When 2/3 and 1/2 ((c,d)) are used as convolution parameters for modeling, the range of modeling results with fuzzy spatiotemporal information is smaller. Although the number of spatiotemporal hot spots discovered is small, the range of spatiotemporal hot spots discovered is smaller, and the credibility of the hot spots is higher.

When 1/3 and 1/6 ((e,f)) are the convolution parameters used in modeling, the range of modeling results with fuzzy spatiotemporal information is the smallest. It is more difficult for spatiotemporal information to aggregate in ST-Voxels, but the spatiotemporal range of hot spots is the most accurate. The reliability of hot spots is the highest, and it is suitable for high-reliability spatiotemporal data modeling.

Therefore, for data with reliability similar to that of the data used in this study, such as official reports, 1/3 can also be used as a convolution parameter for the voxel modeling of spatiotemporal information and spatiotemporal association. If the data are less credible than the data used in this study, such as social media data, convolution parameters of 2/3, 1, or greater can be used for modeling to facilitate the spatiotemporal association of information.

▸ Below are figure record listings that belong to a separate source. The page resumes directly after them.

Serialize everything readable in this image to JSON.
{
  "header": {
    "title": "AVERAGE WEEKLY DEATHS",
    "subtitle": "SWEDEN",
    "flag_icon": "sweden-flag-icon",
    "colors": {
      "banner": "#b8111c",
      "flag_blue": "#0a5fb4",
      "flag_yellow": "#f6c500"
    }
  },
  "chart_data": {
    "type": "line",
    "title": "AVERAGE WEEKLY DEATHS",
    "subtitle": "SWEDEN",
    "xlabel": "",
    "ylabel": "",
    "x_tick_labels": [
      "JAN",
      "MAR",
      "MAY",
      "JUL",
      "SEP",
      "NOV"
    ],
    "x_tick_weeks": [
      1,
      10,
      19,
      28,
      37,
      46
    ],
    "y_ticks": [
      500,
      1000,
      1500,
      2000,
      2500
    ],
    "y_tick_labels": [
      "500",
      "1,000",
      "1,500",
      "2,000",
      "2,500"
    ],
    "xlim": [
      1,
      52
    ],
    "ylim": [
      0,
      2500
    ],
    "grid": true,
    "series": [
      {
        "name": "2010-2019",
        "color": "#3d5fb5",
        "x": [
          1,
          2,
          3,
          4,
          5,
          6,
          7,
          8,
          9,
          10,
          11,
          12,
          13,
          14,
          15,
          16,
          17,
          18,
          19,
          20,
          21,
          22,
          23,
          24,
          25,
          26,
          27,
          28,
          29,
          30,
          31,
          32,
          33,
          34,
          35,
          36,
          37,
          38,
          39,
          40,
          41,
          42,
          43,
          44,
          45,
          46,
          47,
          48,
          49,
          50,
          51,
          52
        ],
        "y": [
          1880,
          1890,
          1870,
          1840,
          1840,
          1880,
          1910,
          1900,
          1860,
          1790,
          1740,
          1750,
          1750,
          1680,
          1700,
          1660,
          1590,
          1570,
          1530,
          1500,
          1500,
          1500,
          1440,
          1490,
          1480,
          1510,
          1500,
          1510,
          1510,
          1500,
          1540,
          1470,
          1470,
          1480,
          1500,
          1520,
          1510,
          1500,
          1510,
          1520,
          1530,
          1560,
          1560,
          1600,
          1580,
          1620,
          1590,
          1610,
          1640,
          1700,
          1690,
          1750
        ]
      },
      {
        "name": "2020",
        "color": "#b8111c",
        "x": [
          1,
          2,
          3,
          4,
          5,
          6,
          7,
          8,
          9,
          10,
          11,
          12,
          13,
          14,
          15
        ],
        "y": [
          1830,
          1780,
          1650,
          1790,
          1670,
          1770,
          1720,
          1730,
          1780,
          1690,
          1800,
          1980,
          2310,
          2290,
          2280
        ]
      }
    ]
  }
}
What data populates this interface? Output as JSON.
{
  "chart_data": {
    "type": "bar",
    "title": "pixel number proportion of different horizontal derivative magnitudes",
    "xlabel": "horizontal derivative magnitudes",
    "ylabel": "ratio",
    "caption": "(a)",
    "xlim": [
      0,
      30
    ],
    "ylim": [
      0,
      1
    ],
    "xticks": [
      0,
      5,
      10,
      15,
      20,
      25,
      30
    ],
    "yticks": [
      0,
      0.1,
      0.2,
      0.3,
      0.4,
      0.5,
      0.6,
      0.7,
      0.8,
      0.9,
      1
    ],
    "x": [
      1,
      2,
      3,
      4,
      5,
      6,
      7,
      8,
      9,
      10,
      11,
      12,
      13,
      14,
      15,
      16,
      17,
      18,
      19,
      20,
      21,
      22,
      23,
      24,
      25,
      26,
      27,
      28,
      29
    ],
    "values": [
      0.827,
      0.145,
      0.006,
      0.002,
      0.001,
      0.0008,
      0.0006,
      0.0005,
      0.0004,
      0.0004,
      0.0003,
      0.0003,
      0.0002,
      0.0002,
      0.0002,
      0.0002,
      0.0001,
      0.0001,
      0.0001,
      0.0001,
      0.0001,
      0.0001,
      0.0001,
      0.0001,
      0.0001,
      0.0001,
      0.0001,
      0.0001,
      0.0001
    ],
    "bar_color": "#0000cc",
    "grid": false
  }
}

Different events can be obtained using spatiotemporal data from different sources. For example, for the epidemic notification data used in this experiment, the spatiotemporal cross location of each case was identified according to the spatiotemporal aggregation. Discovering possible transmission chains provided a temporal and spatial basis for tracing the origin of the epidemic and delineating epidemic prevention and control areas; for temporal and spatial data in communication texts, users can focus on areas and activity trajectories based on temporal and spatial aggregation. Eventually, combining data with other attributes of the corresponding location can provide a reference for user identification, personalized recommendations, etc.

5. Conclusions and outlook

This study expands the existing ST-Voxels concept and designs a voxelization modeling method for spatiotemporal information in natural texts. The modeling of 5 types of spatiotemporal objects and 16 forms of relation are presented separately. In particular, a set of modeling ideas similar to convolution operations is proposed for spatiotemporal relation in voxelized space–time. Unknown event discovery based on voxelized information association is realized. Finally, experiments are designed to verify the feasibility of the modeling method and application. The influence and selected principle of the model parameters are also analyzed. Motivated by the exciting application results, we will further extend 3D space–time to 4D space–time to process 3D space data and apply the information for spatiotemporal aggregation in different scenarios.

Disclosure statement

No potential conflict of interest was reported by the author(s).

Additional information

Funding

This work was supported by The Excellent Youth Foundation of Henan Municipal Natural Science Foundation (212300410096), Program of Song Shan Laboratory (Included in the Management of Major Science and Technology Program of Henan Province) under Grant number 221100211000-03, and The National Key R&D Plan of China (2018YFB0505304).